こびとく日誌

クツをつくりながら考えたこと。晴耕雨読な日々のこと。

ふわり

昨日、お渡しできました!


ずっとかかりきりになっていたブーツ、先週末にできあがってようやく昨日お渡し。ラフサンプルでためし履きのときに、ふくらはぎのところがキツかったので型紙直しました。でも、そうすると今度は緩くなっちゃうのではないかと気がかりで・・・。
お渡しするまではのどに何か詰まったような、お腹の具合が悪くなるような・・・。そんなストレスを抱えます。
ちゃんと測ってやってるから大丈夫!!と自分に言い聞かせてみても、不安はつのるばかり。
約束の時間が近づくにつれ、不安と緊張でドキドキ。ピークを迎える頃にピンポーン
やわらかいフワリとした素敵なスカート姿のお客さま。
早速、履いてみていただくと・・・。

瞬間にふわりと気持ちが軽く浮かびました。
ヨカッタ、ふくらはぎ、ぴったり。
この日の装いにもぴったり。
ブーツを履かないときよりもブーツを履いているときの方がほっそりとスマートに見えます。ブーツの柔らかさとスカートの柔らかい感じがマッチ。きっとブーツに合わせてお洋服を選んでお受け取りに来てくださったのだと思います。
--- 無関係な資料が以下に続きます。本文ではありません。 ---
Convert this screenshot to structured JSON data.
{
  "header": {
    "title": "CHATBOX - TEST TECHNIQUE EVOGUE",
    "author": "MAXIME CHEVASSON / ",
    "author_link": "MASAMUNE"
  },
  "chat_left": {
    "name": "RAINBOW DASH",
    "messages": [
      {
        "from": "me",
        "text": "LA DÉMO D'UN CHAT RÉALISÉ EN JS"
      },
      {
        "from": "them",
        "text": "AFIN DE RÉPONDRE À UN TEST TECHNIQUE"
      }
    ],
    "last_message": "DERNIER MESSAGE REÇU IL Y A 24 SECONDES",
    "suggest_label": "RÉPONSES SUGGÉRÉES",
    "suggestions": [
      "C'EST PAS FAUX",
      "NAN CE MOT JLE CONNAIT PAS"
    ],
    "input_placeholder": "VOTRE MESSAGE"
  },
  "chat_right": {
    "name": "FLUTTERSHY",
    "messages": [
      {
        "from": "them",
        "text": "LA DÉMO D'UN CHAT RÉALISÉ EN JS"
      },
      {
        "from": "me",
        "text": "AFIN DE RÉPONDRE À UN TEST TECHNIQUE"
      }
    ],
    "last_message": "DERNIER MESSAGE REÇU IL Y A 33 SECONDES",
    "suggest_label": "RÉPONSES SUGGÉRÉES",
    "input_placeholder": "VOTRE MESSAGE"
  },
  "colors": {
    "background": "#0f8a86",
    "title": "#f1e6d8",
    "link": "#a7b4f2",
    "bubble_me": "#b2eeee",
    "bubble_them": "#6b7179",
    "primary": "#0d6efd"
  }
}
つくっているときはとにかくフワフワ宙に浮くくらい楽しくて、だけどお渡し前は緊張でズドーンと落ちてて、ピタッと決まったらまたふわりと浮かぶ、そんな感じ。つくる数だけそんなアップ&ダウンをくり返すのに耐えられるのか??と悩むことも多いですが、この仕事のいいところは送り出したものに笑顔が返ってくること。
「誰か」をできるだけ笑顔の方に近づけること、それが仕事というものの正体なのではないか? 仕事というものはどんな職種であれ、いつも人の笑顔を目指しているもの。


ハイ、どこかできいたようなセリフですね。

大好きな小説、『それからはスープのことばかり考えて暮らした』 の中の一節です。お客さんに直に商品を手渡すスタイルの仕事はこの笑顔を最前線で見られる貴重な仕事とも言えるけど、返ってくるのがいつも笑顔とは限らず、そんなときは不安もまた最前線で味わうことになる・・。
これを読んだとき、笑顔と不安の両方を味わうことについて考えました。

先日、とあるカフェの本棚でこの本を発見!!
うれしくなりました。

文庫になってたのね。ランチを食べながら再読したのでした・・・。なつかしいオムライスの日月日さんです。